O ano de teste mede a capacidade de informar, não a de recolher. Enquanto o ambiente autorizador não devolver rejeição, a única evidência de conformidade é a conferência entre o que foi transmitido e o que foi apurado, feita item a item e com periodicidade menor que a do fechamento mensal.

Três verificações concentram o risco no restante de 2026: se o cadastro de produtos tem CST e cClassTrib atribuídos na versão vigente da tabela de classificação tributária; se os documentos autorizados desde 3 de agosto contêm efetivamente os grupos de IBS e CBS, o que exige leitura dos XMLs autorizados e não do relatório do emissor; e se a apuração do período é extraída dos documentos transmitidos ou reconstruída a partir de outra base.

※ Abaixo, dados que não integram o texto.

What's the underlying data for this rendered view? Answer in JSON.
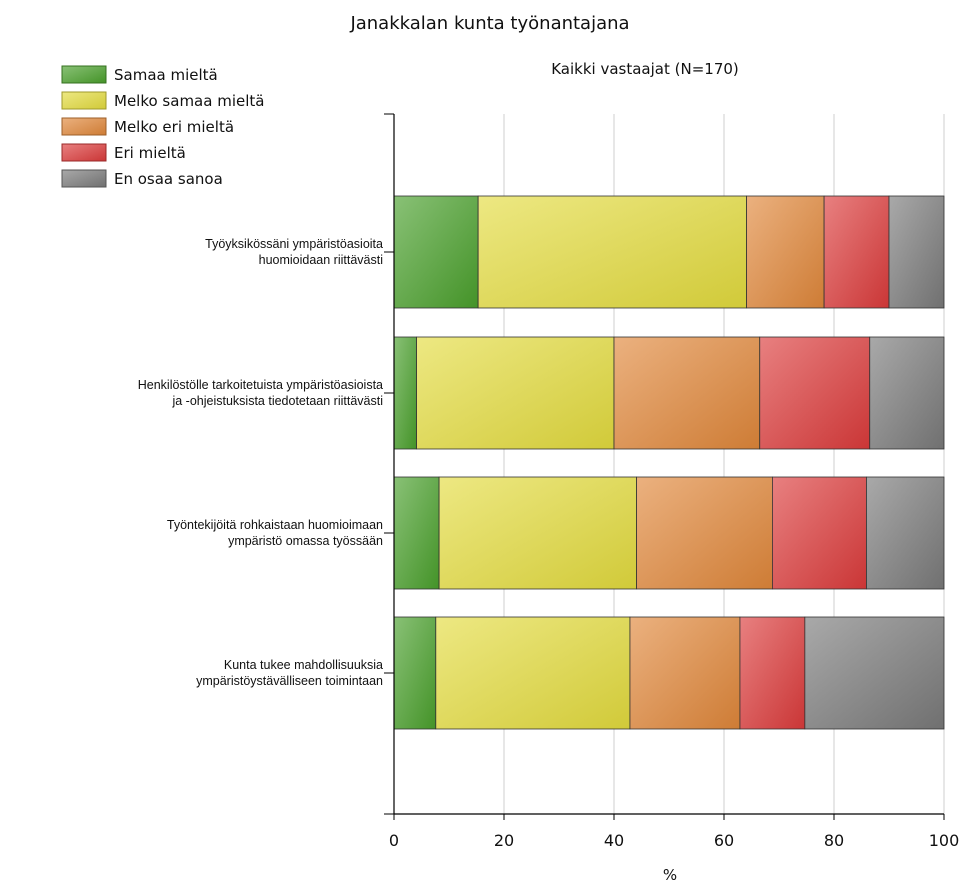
{
  "chart_data": {
    "type": "bar",
    "orientation": "horizontal",
    "stacked": true,
    "title": "Janakkalan kunta työnantajana",
    "subtitle": "Kaikki vastaajat (N=170)",
    "xlabel": "%",
    "xlim": [
      0,
      100
    ],
    "xticks": [
      "0",
      "20",
      "40",
      "60",
      "80",
      "100"
    ],
    "grid": true,
    "legend_position": "top-left",
    "categories": [
      [
        "Työyksikössäni ympäristöasioita",
        "huomioidaan riittävästi"
      ],
      [
        "Henkilöstölle tarkoitetuista ympäristöasioista",
        "ja -ohjeistuksista tiedotetaan riittävästi"
      ],
      [
        "Työntekijöitä rohkaistaan huomioimaan",
        "ympäristö omassa työssään"
      ],
      [
        "Kunta tukee mahdollisuuksia",
        "ympäristöystävälliseen toimintaan"
      ]
    ],
    "series": [
      {
        "name": "Samaa mieltä",
        "color": "#4aa02c",
        "values": [
          15.3,
          4.1,
          8.2,
          7.6
        ]
      },
      {
        "name": "Melko samaa mieltä",
        "color": "#e3dc3e",
        "values": [
          48.8,
          35.9,
          35.9,
          35.3
        ]
      },
      {
        "name": "Melko eri mieltä",
        "color": "#e0873a",
        "values": [
          14.1,
          26.5,
          24.7,
          20.0
        ]
      },
      {
        "name": "Eri mieltä",
        "color": "#dc3b3b",
        "values": [
          11.8,
          20.0,
          17.1,
          11.8
        ]
      },
      {
        "name": "En osaa sanoa",
        "color": "#7a7a7a",
        "values": [
          10.0,
          13.5,
          14.1,
          25.3
        ]
      }
    ]
  }
}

A terceira resposta determina se a empresa está apurando em paralelo ou apenas estimando em paralelo.

Insight

A alíquota de 2026 é simbólica, a obrigação acessória não é. Uma única informação omitida em uma operação de importação custa mais do que todo o IBS e a CBS destacados no documento, e o ambiente autorizador deixou de avisar quando ela falta.


FAQ

Preciso recolher IBS e CBS em 2026?

Não. O art. 348, § 1º, da LC 214/2025 dispensa o recolhimento do IBS e da CBS em 2026 para o contribuinte que cumprir as obrigações acessórias previstas na legislação. PIS e Cofins continuam devidos integralmente no mesmo período, conforme o § 2º do mesmo artigo.

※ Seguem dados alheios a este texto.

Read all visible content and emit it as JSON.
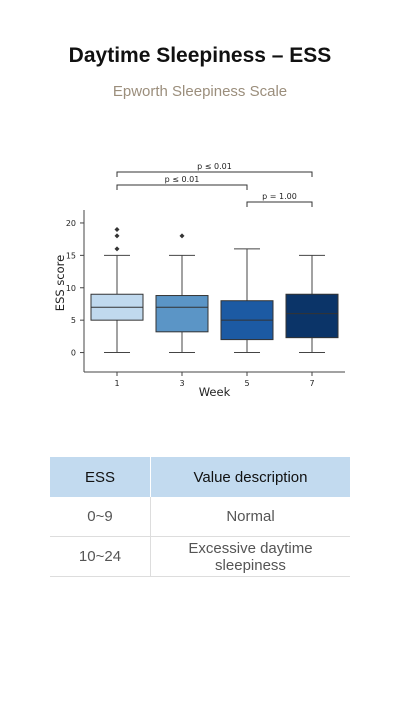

A nota fiscal é rejeitada se eu não informar IBS e CBS?

Não neste momento. O Ato Técnico Conjunto CGIBS/RFB nº 1, de 31 de julho de 2026, adiou as regras de validação que rejeitariam documentos sem essas informações, e a versão 1.51 da Nota Técnica 2025.002 passou a indicar implementação futura. A obrigação de informar permanece, e a ausência dos campos sujeita o contribuinte a penalidade.

Desde quando o destaque de IBS e CBS é obrigatório na NF-e?

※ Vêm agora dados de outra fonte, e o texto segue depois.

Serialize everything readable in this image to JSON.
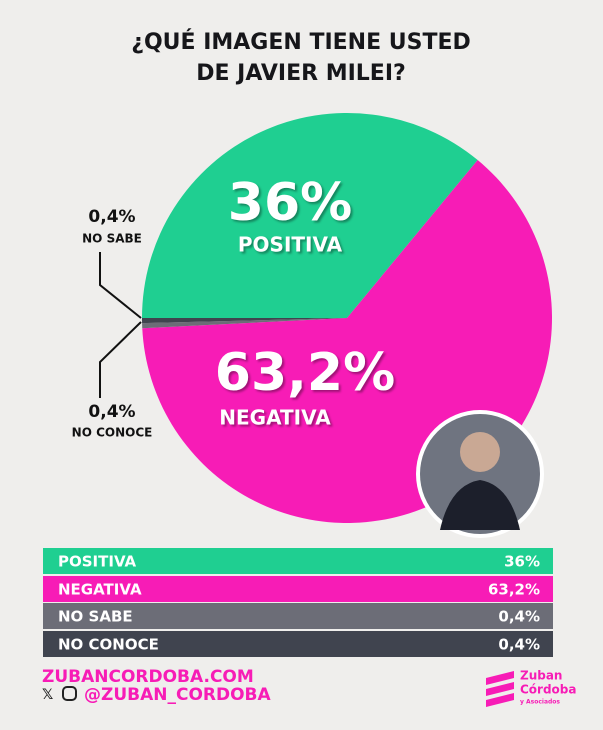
{
  "chart_data": {
    "type": "pie",
    "title": "¿QUÉ IMAGEN TIENE USTED DE JAVIER MILEI?",
    "categories": [
      "POSITIVA",
      "NEGATIVA",
      "NO SABE",
      "NO CONOCE"
    ],
    "values": [
      36,
      63.2,
      0.4,
      0.4
    ],
    "value_labels": [
      "36%",
      "63,2%",
      "0,4%",
      "0,4%"
    ],
    "colors": [
      "#1fcf91",
      "#f71cb6",
      "#6c6d77",
      "#40444f"
    ]
  },
  "footer": {
    "website": "ZUBANCORDOBA.COM",
    "handle": "@ZUBAN_CORDOBA",
    "logo": [
      "Zuban",
      "Córdoba",
      "y Asociados"
    ]
  }
}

Desde 3 de agosto de 2026, conforme o cronograma do Ato Conjunto RFB/CGIBS nº 4, de 30 de julho de 2026. O prazo de não aplicação de penalidades pela ausência dos campos, previsto no Ato Conjunto RFB/CGIBS nº 1, de 22 de dezembro de 2025, encerrou-se em 1º de agosto de 2026.

Qual a multa por não destacar IBS e CBS na nota fiscal?

A LC 214/2025, na redação da LC 227/2026, prevê no art. 341-G, XIX, multa de 100 UPF por informação omitida ou inexata em operações de importação e exportação, limitada a 1% do valor da operação, com piso de 50 UPF. Com a UPF em R$ 200,00, o piso equivale a R$ 10.000,00.

Posso controlar a apuração de IBS e CBS em planilha durante o ano de teste?

A planilha calcula os valores, mas não reconcilia o que foi efetivamente transmitido nos documentos fiscais, que é a base da apuração assistida montada pela administração tributária. Sem comparação por chave de acesso e número de item, a divergência entre o controle interno e o XML autorizado permanece invisível.